Saúde

SNS não conseguiu responder às necessidades da população nos hospitais e nos cuidados primários

Utentes sem médico de família aumentaram e são também mais os doentes à espera de primeira consulta nas especialidades hospitalares.

Skaman306

Está cada vez mais limitado o acesso dos portugueses à rede pública de saúde. O ‘raio-X’ a 2023 feito pelo Conselho das Finanças Públicas mostra uma “saturação” na capacidade de resposta do Serviço Nacional de Saúde (SNS). Os ‘sintomas’ evidentes são o aumento dos utentes sem médico de família, a redução das consultas nos cuidados primários, mais doentes em espera para primeira consulta com um especialista hospitalar ou para cirurgia e maior demora no atendimento nas urgências e na espera por uma vaga nos cuidados continuados.

O exame realizado levou os autores do relatório a fazerem um diagnóstico sem margem de erro: “Conclui-se que o nível de atividade do SNS foi insuficiente para fazer face às necessidades (crescentes) da população.” Dito de outra forma, o SNS está sem ‘fôlego’ e a consequência é direta para quem necessita de cuidados de saúde: um “aumento das necessidades de saúde por satisfazer” que, em 2019, já eram reportadas por 40% dos portugueses, ou seja, “o valor mais elevado da União Europeia”.  

16% sem médico de família 

A análise dos dados permite perceber que mesmo fazendo mais, e fez-se em algumas áreas, o SNS não consegue dar resposta a todos os que dela precisam. “O número de utentes aumentou para 10,6 milhões de inscritos, dos quais 1,7 milhões (16%) não tinham médico de família atribuído. Face a 2022, trata-se de mais 230 mil utentes nesta situação.” Como se não bastasse, “pelo segundo ano consecutivo, o volume total de consultas médicas realizadas nos cuidados primários diminuiu, apesar do aumento do número de utentes”. 

A redução das consultas de medicina geral e familiar é atribuída a uma quebra nas observações médicas não presenciais (menos 6,3%) e num aumento apenas “ligeiro” das consultas na presença do clínico (mais 0,8%). Feito o balanço, “o índice de utilização das consultas médicas apresentou valores inferiores a 2022, indicando uma redução da adequação do volume de consultas às necessidades dos utentes”. Em resumo: “Continuou a observar-se um desvio significativo entre a atividade realizada e a que seria necessária para satisfazer as necessidades da população.” 

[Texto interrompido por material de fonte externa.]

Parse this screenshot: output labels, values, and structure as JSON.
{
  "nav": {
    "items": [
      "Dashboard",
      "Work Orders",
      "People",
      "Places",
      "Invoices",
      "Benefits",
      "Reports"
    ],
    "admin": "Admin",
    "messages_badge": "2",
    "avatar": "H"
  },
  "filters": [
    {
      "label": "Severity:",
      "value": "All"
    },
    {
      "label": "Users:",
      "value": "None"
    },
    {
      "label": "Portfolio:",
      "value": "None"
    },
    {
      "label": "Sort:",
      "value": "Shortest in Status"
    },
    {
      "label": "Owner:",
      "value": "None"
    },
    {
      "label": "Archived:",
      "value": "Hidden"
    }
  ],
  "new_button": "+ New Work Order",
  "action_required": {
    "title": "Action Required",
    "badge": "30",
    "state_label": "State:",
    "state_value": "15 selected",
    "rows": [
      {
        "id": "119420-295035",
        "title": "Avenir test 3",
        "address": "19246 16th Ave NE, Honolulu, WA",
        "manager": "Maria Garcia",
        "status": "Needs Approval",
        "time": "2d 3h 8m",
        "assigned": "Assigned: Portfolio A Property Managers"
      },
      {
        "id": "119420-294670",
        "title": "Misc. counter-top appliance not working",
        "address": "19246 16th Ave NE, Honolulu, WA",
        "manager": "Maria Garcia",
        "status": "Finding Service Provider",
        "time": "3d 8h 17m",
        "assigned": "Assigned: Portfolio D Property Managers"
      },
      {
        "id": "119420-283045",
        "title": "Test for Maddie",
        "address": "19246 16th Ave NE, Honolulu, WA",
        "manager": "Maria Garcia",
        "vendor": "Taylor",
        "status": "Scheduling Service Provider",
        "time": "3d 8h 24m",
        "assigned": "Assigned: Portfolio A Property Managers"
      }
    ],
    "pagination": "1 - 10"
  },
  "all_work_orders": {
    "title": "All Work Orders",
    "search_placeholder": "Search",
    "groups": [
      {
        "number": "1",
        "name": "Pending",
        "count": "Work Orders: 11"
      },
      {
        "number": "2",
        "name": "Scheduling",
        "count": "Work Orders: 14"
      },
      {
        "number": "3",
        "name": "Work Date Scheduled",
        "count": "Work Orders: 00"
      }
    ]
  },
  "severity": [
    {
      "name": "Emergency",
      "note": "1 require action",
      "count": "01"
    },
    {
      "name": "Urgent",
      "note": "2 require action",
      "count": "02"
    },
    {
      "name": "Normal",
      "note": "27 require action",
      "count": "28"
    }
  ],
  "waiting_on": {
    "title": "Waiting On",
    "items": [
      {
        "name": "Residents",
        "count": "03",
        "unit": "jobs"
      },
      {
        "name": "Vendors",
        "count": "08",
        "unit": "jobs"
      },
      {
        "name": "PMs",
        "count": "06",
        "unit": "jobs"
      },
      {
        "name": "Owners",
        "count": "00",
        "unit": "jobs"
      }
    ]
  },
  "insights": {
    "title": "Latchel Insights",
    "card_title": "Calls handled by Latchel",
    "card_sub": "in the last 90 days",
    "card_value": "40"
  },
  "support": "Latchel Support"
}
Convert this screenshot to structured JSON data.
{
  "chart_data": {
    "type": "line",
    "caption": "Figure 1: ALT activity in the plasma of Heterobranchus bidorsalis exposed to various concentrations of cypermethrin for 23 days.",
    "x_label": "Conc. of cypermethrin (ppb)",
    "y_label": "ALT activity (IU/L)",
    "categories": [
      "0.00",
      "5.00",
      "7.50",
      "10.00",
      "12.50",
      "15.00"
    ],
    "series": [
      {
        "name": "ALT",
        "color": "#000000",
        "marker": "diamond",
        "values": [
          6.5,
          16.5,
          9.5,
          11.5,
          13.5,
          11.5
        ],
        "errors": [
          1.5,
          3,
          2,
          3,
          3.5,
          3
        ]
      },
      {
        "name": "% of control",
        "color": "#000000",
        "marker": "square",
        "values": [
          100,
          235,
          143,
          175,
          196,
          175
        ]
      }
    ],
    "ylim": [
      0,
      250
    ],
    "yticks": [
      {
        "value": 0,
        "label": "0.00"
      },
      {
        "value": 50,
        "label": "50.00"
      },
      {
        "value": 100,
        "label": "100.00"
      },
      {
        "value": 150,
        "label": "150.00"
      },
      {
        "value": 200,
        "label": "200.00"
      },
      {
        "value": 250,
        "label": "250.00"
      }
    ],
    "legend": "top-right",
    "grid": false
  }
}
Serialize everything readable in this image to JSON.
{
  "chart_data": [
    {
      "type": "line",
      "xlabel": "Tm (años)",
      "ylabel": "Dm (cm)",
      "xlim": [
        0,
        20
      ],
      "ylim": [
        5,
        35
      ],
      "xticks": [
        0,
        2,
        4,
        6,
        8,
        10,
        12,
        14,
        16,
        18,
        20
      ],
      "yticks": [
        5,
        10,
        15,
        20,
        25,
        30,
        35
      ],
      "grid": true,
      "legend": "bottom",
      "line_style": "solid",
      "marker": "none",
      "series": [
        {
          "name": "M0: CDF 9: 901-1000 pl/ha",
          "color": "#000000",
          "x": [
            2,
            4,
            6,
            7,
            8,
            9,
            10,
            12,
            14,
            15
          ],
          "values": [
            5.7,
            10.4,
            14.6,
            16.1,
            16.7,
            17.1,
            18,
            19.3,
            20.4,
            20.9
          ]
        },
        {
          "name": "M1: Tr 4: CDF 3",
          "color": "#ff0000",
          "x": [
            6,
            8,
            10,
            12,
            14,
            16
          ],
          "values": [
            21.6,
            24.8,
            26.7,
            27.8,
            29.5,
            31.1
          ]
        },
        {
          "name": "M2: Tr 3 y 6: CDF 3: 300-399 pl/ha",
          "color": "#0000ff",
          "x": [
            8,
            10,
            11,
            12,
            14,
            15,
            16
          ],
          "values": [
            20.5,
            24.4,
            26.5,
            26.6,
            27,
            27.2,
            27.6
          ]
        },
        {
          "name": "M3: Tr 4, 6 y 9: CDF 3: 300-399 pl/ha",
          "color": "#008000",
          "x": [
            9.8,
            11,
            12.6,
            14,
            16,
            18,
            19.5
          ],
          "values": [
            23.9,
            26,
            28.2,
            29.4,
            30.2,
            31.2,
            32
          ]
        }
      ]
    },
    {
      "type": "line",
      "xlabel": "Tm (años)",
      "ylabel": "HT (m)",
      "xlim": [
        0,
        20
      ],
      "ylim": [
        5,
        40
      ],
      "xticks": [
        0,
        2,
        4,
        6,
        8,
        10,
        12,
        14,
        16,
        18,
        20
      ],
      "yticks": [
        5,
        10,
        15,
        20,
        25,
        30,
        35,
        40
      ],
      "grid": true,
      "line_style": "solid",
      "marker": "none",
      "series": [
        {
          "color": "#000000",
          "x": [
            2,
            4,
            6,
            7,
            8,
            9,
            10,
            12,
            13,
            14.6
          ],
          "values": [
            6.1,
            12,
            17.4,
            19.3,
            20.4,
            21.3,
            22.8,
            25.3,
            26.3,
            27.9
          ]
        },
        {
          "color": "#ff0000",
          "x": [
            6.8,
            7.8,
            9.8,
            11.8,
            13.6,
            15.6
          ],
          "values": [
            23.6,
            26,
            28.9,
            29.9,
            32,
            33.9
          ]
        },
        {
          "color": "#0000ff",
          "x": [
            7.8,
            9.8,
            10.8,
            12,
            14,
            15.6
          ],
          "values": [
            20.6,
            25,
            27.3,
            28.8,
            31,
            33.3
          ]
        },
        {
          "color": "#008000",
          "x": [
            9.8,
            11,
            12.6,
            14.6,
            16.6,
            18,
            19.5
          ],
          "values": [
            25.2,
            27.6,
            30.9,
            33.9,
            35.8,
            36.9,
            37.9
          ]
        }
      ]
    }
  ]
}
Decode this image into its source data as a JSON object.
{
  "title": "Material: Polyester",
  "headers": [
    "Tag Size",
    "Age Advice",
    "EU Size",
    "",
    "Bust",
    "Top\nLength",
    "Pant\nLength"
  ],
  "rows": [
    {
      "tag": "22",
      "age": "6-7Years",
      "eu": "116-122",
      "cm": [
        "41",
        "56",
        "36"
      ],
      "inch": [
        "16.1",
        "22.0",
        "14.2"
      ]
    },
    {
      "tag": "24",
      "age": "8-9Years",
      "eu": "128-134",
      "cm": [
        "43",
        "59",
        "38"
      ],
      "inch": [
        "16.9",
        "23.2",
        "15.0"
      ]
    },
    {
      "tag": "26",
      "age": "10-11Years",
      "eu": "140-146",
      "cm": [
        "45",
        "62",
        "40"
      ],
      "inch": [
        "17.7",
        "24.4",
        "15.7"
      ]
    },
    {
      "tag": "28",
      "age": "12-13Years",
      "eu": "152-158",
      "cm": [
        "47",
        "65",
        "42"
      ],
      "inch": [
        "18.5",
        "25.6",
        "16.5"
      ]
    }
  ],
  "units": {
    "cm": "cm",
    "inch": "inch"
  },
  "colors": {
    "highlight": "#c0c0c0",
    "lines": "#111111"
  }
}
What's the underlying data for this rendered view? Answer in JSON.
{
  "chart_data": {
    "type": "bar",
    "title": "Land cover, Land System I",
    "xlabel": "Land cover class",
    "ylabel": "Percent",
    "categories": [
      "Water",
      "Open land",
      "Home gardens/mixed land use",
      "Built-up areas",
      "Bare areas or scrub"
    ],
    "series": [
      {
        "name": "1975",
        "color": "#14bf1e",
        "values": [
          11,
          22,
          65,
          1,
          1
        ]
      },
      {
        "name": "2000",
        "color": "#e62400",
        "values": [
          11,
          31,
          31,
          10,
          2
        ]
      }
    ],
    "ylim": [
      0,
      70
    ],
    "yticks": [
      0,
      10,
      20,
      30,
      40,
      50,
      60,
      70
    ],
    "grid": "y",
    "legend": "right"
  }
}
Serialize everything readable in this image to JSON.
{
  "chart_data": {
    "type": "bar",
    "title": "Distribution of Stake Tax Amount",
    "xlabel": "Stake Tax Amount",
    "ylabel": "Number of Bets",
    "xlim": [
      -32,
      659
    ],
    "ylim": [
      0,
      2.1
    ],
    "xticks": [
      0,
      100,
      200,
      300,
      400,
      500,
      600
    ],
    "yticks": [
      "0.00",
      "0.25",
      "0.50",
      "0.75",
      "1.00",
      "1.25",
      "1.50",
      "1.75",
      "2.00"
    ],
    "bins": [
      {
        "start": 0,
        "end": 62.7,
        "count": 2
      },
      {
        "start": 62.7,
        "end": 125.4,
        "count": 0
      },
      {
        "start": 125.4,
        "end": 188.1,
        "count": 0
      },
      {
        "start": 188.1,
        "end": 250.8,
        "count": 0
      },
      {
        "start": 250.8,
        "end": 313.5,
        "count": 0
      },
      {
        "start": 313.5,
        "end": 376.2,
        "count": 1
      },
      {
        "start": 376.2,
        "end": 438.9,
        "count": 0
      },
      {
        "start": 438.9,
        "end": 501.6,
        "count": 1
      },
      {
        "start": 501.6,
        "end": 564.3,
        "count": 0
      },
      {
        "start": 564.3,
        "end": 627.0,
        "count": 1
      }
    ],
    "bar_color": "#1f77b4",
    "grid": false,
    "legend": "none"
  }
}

“Aumento excessivo” das listas de espera  

Nos hospitais o esforço feito também ficou aquém do necessário. “O maior número de consultas médicas hospitalares face a 2022 (3,9%) e de cirurgias (7,7%) não foi suficiente para evitar o aumento expressivo do número de utentes em lista de espera para a primeira consulta em 2023”. No ano passado, foram mais 46% os portugueses a aguardar pela primeira consulta com um especialista hospitalar. E o cenário repetiu-se nas cirurgias, com mais 13% à espera de operação.  

Tempo de internamento com recorde da década  

O recurso à Urgência mudou menos, ou seja, manteve-se igualmente mau, e até com um agravamento ténue. “Nos episódios de urgência, o cumprimento dos tempos de triagem apenas aconteceu em 60% dos casos (61% em 2022).” E quem entrou no atendimento SOS e teve de ficar internado, também não viu melhoras: “Observou-se uma taxa média de ocupação de 91%, superior à taxa de 86% registada em 2022 e a maior dos últimos dez anos, englobando situações bastante discrepantes nas várias regiões do país.” 

Repetido como um dos graves constrangimentos da resposta hospitalar, o internamento social continua sem tratamento eficaz e com os doentes com alta clínica a ocuparem as camas nos hospitais. “Apesar de terem sido assistidos mais 1585 utentes face ao ano anterior, o número de utentes em lista de espera no final de 2023 era superior, situando-se em 1804.” Além disso, “o aumento de 317 lugares na Rede Nacional de Cuidados Continuados em 2023 resulta do aumento das respostas domiciliárias”, pois “as respostas que visam a institucionalização dos utentes diminuíram, existindo menos 17 camas de internamento face a 2022”.